Airstrike on military outpost in Syria that killed 9 soldiers blamed on Israel

JTA

JERUSALEM (JTA) — Nine Syrian soldiers were killed in an airstrike on a military outpost in Aleppo in an attack being blamed on Israel.

The airstrike on Sunday night killed six Syrian nationals and three others soldiers fighting for Syria whose nationality is not identified.

The official Syrian news agency SANA cited an unnamed military source as saying that Israel was responsible for the attack, and said that it caused “only material damage.”

The Syrian Observatory for Human Rights, based in Britain, also said that the Israel was responsible for the attack, saying it targeted an Iranian Revolutionary Guard center.  The target is a center for providing equipment and food to pro-Assad forces fighting in the area, and did not serve as storage for weapons, according to the observatory, which also reported that the nine soldiers were killed.

Israel has neither confirmed nor denied the airstrike, as is its usual practice.

Israel has expressed concern about Iranian fighters supporting the Syrian military in the country’s more than seven-year-old civil war, concerned about an Iranian satellite on its northern border.
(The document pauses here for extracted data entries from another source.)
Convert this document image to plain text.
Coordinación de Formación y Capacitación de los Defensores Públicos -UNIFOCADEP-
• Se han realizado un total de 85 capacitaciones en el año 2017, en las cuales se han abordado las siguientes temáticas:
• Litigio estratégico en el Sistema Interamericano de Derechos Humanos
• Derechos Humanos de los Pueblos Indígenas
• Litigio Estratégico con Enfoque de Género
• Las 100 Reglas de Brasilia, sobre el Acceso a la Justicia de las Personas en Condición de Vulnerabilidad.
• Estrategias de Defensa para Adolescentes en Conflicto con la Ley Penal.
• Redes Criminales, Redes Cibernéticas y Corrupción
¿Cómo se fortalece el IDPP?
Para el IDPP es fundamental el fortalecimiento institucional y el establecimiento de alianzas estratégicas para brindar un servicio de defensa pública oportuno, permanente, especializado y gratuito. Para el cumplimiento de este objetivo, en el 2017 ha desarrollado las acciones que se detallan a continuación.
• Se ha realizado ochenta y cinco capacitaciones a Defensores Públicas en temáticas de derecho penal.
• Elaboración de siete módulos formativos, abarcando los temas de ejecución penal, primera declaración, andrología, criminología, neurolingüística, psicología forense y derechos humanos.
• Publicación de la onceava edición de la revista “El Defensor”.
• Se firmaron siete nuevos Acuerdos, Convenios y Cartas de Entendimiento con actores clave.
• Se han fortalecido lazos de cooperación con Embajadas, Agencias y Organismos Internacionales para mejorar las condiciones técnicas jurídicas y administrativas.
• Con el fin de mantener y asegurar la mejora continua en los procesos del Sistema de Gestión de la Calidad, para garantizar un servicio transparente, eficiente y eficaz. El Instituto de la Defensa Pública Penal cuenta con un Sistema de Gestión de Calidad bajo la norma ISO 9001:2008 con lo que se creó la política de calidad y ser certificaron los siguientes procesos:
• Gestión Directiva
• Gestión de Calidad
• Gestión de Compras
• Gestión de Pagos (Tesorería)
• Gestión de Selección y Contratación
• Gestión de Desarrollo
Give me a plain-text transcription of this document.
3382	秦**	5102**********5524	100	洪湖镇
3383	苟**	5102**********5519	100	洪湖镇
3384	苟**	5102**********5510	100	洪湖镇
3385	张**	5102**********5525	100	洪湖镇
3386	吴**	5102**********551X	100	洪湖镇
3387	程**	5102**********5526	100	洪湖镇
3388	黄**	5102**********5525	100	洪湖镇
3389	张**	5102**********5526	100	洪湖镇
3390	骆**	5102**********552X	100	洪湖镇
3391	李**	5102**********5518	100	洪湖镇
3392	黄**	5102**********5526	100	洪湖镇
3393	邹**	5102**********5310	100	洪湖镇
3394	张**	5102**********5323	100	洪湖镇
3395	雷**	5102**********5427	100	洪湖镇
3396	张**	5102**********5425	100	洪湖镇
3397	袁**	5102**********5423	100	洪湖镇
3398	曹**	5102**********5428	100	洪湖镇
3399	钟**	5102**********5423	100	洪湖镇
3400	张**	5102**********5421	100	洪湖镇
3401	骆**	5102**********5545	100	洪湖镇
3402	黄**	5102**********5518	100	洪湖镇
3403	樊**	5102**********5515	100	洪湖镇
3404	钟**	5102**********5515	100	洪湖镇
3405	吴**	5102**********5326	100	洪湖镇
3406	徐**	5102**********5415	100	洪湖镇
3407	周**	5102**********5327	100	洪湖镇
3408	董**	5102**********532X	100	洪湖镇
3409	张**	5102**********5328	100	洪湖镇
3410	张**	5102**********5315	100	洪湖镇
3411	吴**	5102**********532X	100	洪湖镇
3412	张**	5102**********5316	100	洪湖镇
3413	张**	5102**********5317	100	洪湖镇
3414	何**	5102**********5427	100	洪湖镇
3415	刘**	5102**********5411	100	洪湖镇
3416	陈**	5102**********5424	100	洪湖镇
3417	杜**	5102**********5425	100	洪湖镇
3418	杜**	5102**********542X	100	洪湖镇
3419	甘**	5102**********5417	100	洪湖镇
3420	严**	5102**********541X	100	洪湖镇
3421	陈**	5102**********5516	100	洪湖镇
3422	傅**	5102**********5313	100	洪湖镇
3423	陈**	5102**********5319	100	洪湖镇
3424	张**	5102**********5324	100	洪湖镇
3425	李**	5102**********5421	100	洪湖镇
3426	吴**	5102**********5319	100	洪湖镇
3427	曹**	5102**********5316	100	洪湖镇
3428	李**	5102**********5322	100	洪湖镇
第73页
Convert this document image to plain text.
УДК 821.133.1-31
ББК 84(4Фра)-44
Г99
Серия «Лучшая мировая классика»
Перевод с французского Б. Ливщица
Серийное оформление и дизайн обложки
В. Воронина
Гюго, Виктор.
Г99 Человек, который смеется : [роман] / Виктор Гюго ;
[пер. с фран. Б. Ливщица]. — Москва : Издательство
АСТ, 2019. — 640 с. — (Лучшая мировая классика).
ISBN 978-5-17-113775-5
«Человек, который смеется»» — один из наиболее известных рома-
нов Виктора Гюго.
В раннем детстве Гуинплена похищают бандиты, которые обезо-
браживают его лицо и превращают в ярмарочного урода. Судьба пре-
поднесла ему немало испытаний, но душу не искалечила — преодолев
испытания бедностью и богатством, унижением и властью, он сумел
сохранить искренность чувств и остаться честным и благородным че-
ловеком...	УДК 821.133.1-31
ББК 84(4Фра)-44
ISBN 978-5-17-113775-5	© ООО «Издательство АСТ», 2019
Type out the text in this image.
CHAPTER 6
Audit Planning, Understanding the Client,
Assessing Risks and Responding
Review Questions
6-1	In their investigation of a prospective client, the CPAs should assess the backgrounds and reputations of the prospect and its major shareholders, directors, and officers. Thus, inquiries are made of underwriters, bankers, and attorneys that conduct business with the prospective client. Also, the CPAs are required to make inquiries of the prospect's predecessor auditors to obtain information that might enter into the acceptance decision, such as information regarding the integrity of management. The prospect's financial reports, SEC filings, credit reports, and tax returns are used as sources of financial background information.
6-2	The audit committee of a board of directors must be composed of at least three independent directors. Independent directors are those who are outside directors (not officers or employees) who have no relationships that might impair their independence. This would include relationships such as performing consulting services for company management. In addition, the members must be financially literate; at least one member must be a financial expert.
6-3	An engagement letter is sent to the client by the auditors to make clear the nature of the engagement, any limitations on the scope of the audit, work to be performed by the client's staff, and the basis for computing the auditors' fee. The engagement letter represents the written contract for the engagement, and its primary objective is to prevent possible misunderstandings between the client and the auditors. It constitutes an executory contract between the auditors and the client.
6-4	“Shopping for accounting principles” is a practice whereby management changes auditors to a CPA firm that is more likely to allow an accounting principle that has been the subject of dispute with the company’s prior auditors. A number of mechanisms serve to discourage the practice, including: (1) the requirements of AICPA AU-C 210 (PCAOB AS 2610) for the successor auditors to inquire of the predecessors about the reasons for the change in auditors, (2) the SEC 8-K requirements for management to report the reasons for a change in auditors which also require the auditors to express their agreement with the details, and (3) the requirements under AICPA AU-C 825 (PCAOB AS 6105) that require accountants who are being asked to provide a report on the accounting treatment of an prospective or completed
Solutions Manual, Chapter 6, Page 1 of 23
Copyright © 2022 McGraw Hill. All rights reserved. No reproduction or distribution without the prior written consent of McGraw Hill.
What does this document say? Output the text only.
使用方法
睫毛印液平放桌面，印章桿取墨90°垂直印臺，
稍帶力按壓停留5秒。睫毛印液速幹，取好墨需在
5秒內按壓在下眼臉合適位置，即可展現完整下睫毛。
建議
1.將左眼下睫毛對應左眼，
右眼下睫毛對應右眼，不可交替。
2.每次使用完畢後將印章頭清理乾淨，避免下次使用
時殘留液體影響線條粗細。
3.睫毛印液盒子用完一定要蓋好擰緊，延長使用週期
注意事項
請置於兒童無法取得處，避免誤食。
Prime Minister Benjamin Netanyahu is believed to have spoken about the issue during his meeting last week with Russian President Vladimir Putin, since the Russian president has sway over Iran.

On Friday, Israel fired a Patriot missile at a Syrian drone, the second time such an incident occurred during the week.

Israel acknowledged airstrikes on Wednesday night that hit three military posts in the Quneitra countryside of Syria in response to a Syrian drone that Israel shot down over the Sea of Galilee.

The retaliatory attack Wednesday evening came hours after an American-made Patriot missile based in the northern Israeli city of Safed intercepted the unmanned aerial vehicle in Israeli airspace.